Alrighty

Jun 14, 2006 16:06

Well I just got back from spending the last two days at the beach with Lars :) Despite the fact that it rained pretty much the whole time (with the exception of the drive there and the hour or two that we got to play in the ocean) we still had a great time. We got what we wanted and needed, some rest and relaxation, and of course, some alone time. The first night we played around on the beach, went out to dinner, and had his friend Andrew who lives in Wilmington come over and we played some drinking games. We watched the hockey game and just hung around. The next day we didn't do a whole lot, we got up, had breakfast, went back to the hotel, took naps, went out to dinner and came back to the hotel and talked. It was so nice, we just sat on the balcony drinkin some beers and talked.

It was really intense though. We talked about how much we care for one another and how he can't bare to love me so much when he knows I'm leaving in the fall. I don't know what to do. I want to go back to UVM because I absolutely love it, but it'd be cheaper, and closer if I went to NC State University. And I would get that opportunity to be with Lars. But I just don't know. He's telling me that he's not ready to "settle down" but he is ready for something serious. I had NO idea I was going to be in any kind of relationship when I got here, let alone a serious one. I care about him a lot, but we've only been dating a couple of weeks and that's just too soon for me to decide whether or not I want to stay in a state because of him.

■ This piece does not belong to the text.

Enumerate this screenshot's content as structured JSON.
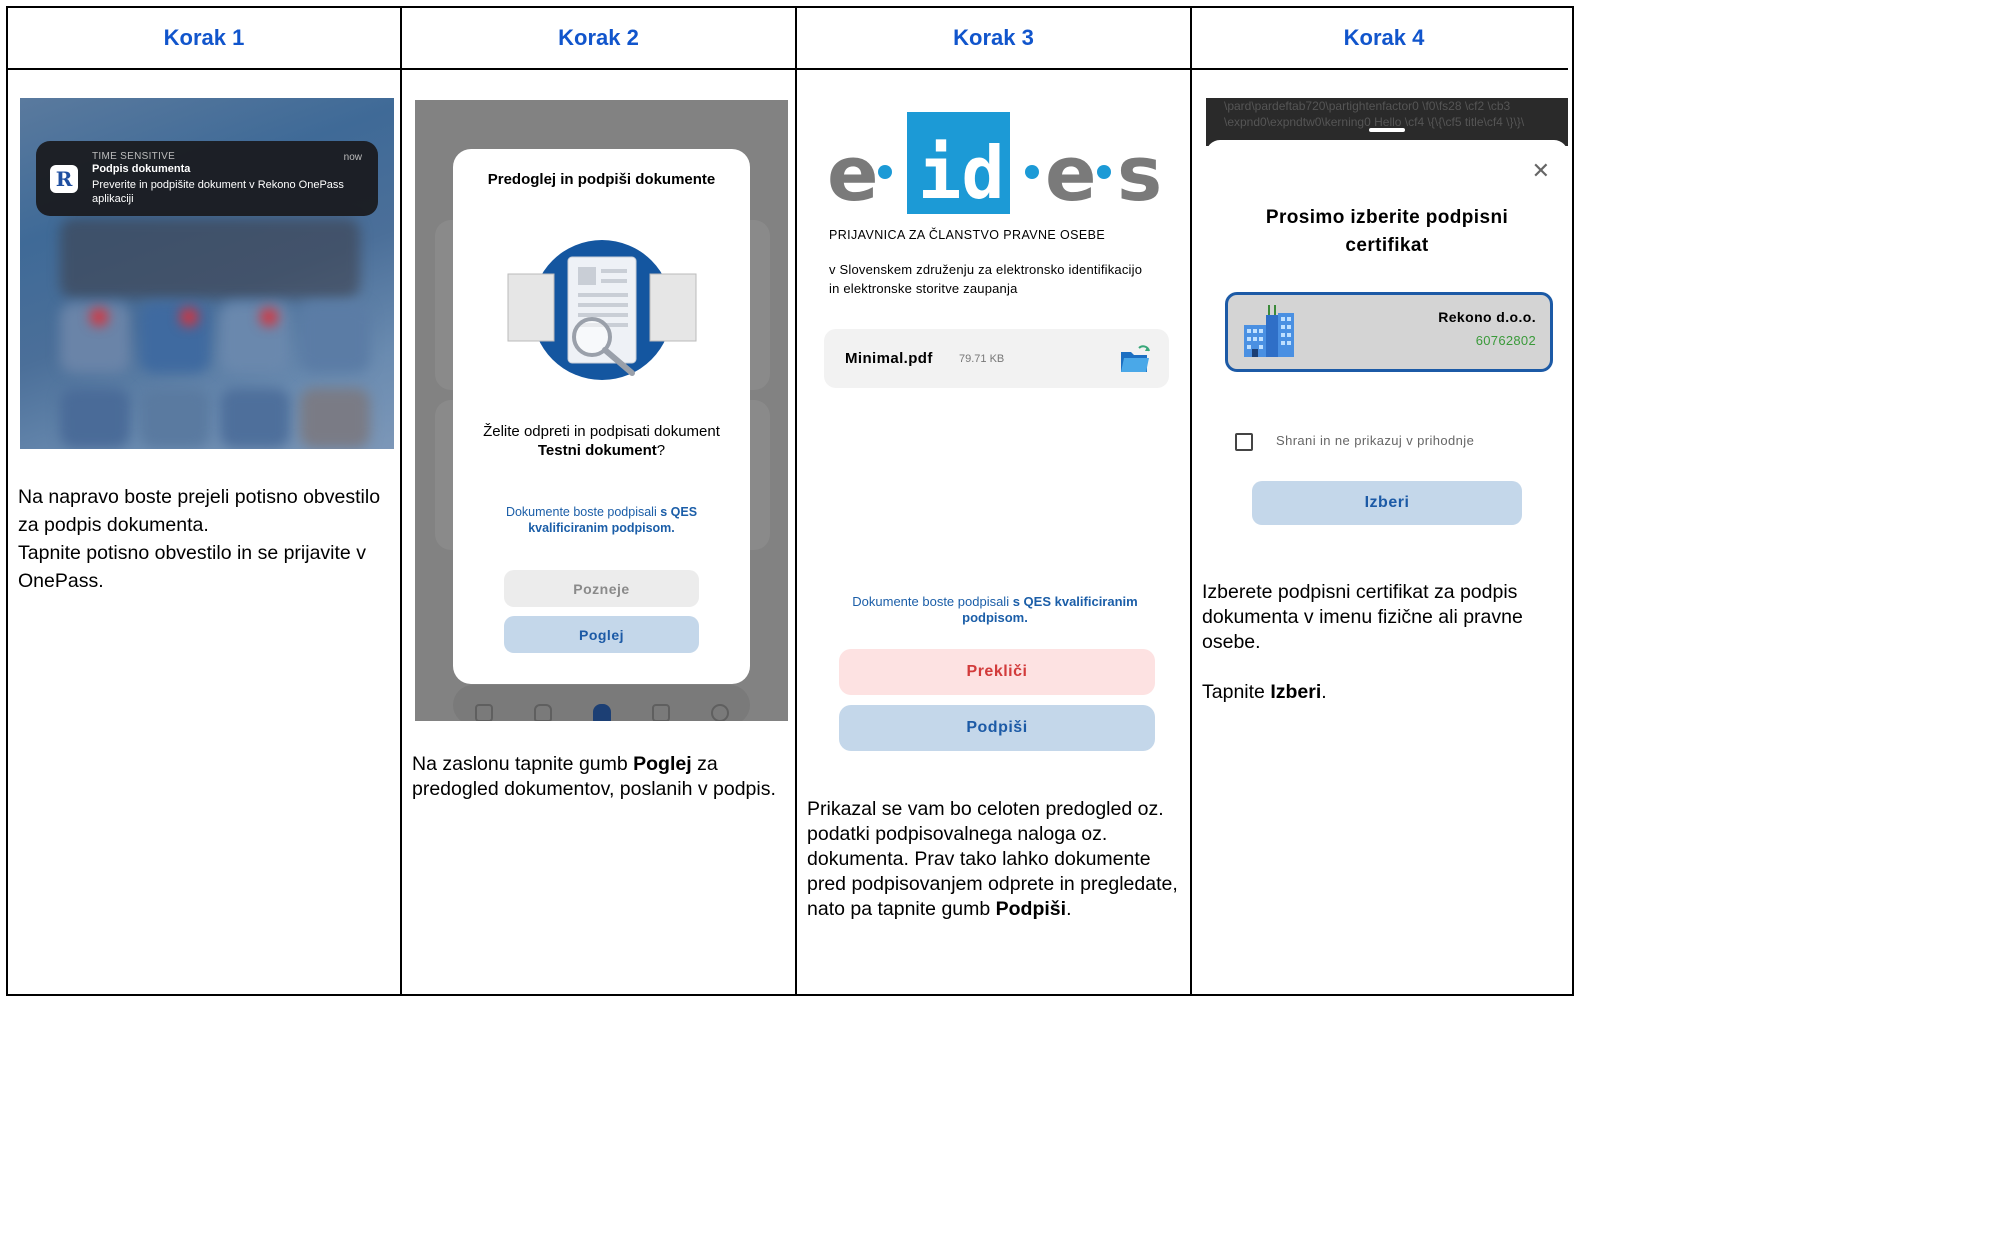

My mom is telling me that it's only $8,500 a semester to go to NC state (as an out of state res. because I wouldn't be considered instate for atleast 12 months of living here) and it's $23,000 as an in-state res. at UVM. Out of state is $35,000 or something like that.  Soooo umm...the cheaper option would def. be going to school down here. But transferring is such a bitch.

I can never collect my thoughts anymore. There's so much random shit going on down here that I just don't know about anything anymore, plus I'm pretty sure I have anxiety. FUN!